Cunha B A, Quintiliani R, Deglin J M, Izard M W, Nightingale C H
Rev Infect Dis. 1981 Nov-Dec;3 suppl:S269-72.
After a single 1-g intravenous dose of vancomycin, the mean peak concentration in the serum of 29 anephric patients was 48.3 micrograms/ml. An initial rapid decline to 15 micrograms/ml within 3-5 hr was followed by slow elimination, with 3.5 micrograms/ml present after 18 days. Intermittent dialysis had no appreciable effect on drug levels in serum. The biphasic decline in serum concentrations of vancomycin indicates at least two-compartment pharmacokinetics in both anephric and normal patients. In anephric patients the elimination half-life was 7.5 days and the elimination rate constant was 0.32; these values were 8 hr and 10.25, respectively, in normal patients. On the basis of these results, the vancomycin regimen recommended for anephric patients is an initial 1-g intravenous dose followed by 500 mg every eight days. With these dosages peak concentrations are 49 micrograms/ml (well below reported toxic levels) and trough concentrations are 7 micrograms/ml (well above the minimal inhibitory concentrations for susceptible pathogens causing shunt infections).
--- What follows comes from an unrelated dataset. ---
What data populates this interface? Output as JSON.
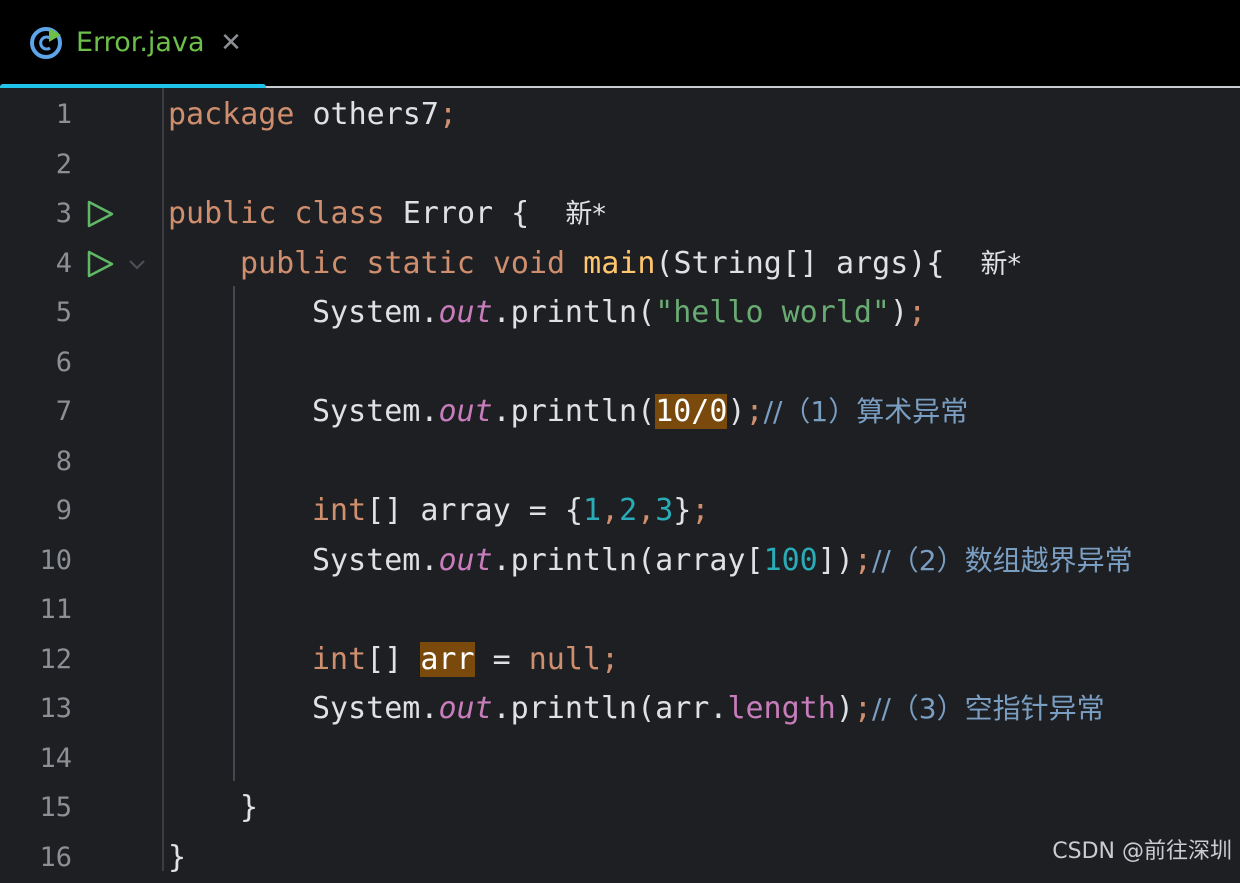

在单次静脉注射1克万古霉素后,29名无肾患者血清中的平均峰值浓度为48.3微克/毫升。最初在3至5小时内迅速下降至15微克/毫升,随后消除缓慢,18天后仍有3.5微克/毫升。间歇性透析对血清中的药物水平没有明显影响。万古霉素血清浓度的双相下降表明无肾患者和正常患者至少存在两室药代动力学。在无肾患者中,消除半衰期为7.5天,消除速率常数为0.32;在正常患者中,这些值分别为8小时和10.25。基于这些结果,推荐给无肾患者的万古霉素治疗方案是初始静脉注射1克,随后每八天注射500毫克。使用这些剂量时,峰值浓度为49微克/毫升(远低于报告的中毒水平),谷浓度为7微克/毫升(远高于引起分流感染的敏感病原体的最低抑菌浓度)。